Un rapport d’Oxfam « La Faim, Un Business comme un autre » pointe les dangers de la mise en œuvre de ce programme.
Un programme de financement des infrastructures routières très contestable
- 13% destinés à la réfection de pistes rurales, ralliant les petits producteurs aux marchés et consommateurs locaux,
- 87% destinés à la constitution d’un réseau autoroutier reliant les grandes villes au port d’Abidjan, bénéficiant donc aux grands exportateurs en réduisant leur coût de transport.
Des risques accrus d’accaparement de terre par des entreprises multinationales
Les dispositions prises dans le cadre de la NASAN incitent les entreprises multinationales à investir dans le foncier afin de développer des cultures d’exportation, au détriment des petits producteurs locaux.
La privatisation des semences , une menace pour l’avenir des agricultures familiales et paysannes
Les ressources génétiques issues de milliers d’années de pratiques de sélection paysanne sont bradées aux entreprises multinationales mettant ainsi les petits producteurs locaux sous la dépendance et la domination de ces groupes étrangers.
Les traités de libre échange
Sous le titre évocateur « Le baiser de la mort de l’Europe à l’Afrique », un article du Monde diplomatique de septembre 2014 dénonce les graves conséquences de cette ouverture des marchés pour l’Afrique, du fait des profondes inégalités de développement économique.

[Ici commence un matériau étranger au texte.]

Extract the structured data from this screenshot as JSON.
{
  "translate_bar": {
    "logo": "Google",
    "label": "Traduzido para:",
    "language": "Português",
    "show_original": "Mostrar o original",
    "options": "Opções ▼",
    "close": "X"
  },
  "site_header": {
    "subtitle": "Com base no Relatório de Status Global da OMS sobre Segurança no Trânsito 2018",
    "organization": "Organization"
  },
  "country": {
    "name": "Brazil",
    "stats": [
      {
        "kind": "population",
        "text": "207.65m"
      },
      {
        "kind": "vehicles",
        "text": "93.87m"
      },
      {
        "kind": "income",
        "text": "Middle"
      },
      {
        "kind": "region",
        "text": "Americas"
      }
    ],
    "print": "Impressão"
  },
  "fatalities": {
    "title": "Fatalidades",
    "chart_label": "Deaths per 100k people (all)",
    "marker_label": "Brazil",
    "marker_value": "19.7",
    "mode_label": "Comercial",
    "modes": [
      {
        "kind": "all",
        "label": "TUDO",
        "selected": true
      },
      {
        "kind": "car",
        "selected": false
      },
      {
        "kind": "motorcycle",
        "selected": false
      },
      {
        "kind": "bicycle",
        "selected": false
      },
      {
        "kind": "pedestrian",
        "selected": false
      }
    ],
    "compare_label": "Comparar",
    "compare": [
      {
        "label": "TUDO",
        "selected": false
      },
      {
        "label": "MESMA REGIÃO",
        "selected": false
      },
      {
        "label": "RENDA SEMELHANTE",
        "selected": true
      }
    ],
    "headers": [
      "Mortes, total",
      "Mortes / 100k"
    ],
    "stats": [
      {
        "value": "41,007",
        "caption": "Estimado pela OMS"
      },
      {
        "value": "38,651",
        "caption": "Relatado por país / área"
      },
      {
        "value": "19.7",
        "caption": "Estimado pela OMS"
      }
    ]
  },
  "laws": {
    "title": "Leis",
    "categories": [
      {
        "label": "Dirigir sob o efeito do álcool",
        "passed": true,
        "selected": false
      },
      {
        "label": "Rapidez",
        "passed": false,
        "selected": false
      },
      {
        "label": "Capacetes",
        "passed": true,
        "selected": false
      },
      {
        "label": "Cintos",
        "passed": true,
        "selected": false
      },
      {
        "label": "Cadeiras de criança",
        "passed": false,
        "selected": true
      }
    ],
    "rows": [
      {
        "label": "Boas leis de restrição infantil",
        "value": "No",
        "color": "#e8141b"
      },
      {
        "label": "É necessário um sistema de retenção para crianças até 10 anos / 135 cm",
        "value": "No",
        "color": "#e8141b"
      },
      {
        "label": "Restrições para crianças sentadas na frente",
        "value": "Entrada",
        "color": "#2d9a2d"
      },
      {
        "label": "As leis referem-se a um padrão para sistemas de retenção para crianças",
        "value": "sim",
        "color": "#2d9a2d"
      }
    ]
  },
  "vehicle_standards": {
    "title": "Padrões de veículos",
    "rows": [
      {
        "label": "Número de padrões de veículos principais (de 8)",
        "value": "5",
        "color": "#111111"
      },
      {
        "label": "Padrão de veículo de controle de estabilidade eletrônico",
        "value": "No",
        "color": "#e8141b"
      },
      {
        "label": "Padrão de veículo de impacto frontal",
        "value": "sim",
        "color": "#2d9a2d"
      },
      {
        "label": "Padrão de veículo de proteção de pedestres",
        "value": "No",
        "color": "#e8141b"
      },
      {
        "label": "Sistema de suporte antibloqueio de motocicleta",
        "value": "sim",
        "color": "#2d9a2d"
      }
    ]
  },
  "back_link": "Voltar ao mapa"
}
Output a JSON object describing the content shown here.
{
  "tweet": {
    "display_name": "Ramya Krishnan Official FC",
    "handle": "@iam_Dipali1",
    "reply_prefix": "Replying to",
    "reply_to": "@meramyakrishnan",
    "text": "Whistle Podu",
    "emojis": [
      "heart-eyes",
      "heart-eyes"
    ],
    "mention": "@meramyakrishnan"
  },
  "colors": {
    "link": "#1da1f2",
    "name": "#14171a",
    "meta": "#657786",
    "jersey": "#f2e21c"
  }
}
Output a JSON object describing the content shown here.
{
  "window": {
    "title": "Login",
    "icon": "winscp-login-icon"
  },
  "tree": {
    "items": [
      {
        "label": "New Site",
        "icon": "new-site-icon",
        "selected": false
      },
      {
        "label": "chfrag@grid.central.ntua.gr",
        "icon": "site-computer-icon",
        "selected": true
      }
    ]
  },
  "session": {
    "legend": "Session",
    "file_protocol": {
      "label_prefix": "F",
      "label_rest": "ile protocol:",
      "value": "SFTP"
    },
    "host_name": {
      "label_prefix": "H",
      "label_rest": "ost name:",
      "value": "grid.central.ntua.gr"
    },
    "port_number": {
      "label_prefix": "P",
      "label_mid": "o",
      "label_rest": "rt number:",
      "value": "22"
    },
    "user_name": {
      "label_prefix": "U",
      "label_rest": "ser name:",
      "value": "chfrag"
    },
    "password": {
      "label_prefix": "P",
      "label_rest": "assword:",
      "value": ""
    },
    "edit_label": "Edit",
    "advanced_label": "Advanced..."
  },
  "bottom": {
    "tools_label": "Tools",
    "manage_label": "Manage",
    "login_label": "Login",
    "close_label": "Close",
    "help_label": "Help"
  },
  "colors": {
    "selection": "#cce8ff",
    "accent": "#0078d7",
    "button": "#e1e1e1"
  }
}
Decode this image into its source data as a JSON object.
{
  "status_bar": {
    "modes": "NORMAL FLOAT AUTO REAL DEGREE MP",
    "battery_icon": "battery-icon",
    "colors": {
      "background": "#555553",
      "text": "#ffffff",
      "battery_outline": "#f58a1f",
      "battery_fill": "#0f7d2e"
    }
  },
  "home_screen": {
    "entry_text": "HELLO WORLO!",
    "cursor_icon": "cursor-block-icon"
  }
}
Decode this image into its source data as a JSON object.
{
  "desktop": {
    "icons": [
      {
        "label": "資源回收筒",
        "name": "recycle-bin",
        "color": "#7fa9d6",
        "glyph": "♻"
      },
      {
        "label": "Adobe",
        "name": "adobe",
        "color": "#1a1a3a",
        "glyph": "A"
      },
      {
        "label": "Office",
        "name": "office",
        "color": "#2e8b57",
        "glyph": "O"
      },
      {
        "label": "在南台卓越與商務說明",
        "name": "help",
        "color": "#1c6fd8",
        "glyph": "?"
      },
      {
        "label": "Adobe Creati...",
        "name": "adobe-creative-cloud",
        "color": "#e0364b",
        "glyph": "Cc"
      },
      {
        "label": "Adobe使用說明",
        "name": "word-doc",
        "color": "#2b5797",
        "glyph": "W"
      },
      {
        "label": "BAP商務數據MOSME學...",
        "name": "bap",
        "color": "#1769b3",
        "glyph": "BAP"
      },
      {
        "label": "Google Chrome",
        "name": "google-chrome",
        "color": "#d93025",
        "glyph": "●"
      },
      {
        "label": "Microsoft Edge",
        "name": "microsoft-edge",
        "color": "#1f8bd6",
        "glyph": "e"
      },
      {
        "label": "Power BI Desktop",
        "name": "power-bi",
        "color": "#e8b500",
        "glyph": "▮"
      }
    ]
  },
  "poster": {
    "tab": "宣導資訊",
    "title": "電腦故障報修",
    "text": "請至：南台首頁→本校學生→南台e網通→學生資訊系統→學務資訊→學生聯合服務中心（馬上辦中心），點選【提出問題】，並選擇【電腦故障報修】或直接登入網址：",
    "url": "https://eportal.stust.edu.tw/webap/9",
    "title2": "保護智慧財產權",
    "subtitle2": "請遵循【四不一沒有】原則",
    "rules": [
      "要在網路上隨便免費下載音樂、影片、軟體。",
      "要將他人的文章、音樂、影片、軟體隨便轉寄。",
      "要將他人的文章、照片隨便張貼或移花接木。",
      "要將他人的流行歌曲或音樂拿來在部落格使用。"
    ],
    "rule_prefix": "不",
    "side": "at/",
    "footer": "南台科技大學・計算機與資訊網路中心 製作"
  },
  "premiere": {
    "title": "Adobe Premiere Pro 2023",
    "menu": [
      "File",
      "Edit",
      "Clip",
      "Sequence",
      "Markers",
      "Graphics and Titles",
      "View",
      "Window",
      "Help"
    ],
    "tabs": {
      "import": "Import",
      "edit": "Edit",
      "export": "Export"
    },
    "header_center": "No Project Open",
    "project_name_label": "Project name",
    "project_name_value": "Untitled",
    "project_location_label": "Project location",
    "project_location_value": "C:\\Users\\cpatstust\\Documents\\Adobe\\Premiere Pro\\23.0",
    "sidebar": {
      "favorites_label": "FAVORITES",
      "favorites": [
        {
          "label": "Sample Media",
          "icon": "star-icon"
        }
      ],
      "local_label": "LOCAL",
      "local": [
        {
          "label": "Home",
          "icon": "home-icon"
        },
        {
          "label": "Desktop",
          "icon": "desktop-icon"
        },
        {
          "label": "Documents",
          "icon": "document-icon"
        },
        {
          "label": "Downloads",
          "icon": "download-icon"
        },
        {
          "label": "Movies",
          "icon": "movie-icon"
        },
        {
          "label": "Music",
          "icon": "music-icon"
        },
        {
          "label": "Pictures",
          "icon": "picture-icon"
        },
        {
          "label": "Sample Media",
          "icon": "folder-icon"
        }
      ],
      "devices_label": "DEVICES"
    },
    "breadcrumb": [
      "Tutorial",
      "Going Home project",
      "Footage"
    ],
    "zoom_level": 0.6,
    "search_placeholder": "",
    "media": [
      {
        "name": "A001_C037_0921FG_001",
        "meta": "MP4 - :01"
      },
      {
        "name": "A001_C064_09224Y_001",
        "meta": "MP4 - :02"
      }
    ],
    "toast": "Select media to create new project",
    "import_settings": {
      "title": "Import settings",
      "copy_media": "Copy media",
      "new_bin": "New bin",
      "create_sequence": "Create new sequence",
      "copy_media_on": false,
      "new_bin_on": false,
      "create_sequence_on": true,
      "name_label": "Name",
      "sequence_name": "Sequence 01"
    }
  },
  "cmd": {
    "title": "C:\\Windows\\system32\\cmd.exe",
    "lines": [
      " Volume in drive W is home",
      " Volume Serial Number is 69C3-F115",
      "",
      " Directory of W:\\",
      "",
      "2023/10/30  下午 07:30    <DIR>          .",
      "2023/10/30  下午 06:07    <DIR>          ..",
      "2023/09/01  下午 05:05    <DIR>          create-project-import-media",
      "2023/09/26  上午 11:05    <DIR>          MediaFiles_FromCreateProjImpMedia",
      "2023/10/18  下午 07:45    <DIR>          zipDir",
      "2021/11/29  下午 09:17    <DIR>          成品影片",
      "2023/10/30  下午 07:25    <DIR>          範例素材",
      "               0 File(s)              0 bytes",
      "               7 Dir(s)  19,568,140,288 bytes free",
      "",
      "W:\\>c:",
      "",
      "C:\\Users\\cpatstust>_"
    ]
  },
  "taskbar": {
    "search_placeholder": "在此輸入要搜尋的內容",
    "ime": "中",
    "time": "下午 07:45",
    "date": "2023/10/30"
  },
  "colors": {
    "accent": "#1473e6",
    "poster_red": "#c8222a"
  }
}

Il aura fallu, d’ailleurs, plus de 10 ans à l’Union Européenne pour convaincre ou contraindre un certain nombre de pays d’Afrique à signer ces conventions
Conclusion
Les ventes massives d’armement par l’Europe et les USA, l’accaparement des richesses par les multinationales privent les peuples du continent africain et asiatique du minimum de sécurité matérielle et de leurs moyens de subsistance. La fuite vers d’autres pays n’est plus que la seule issue possible pour assurer leur survie.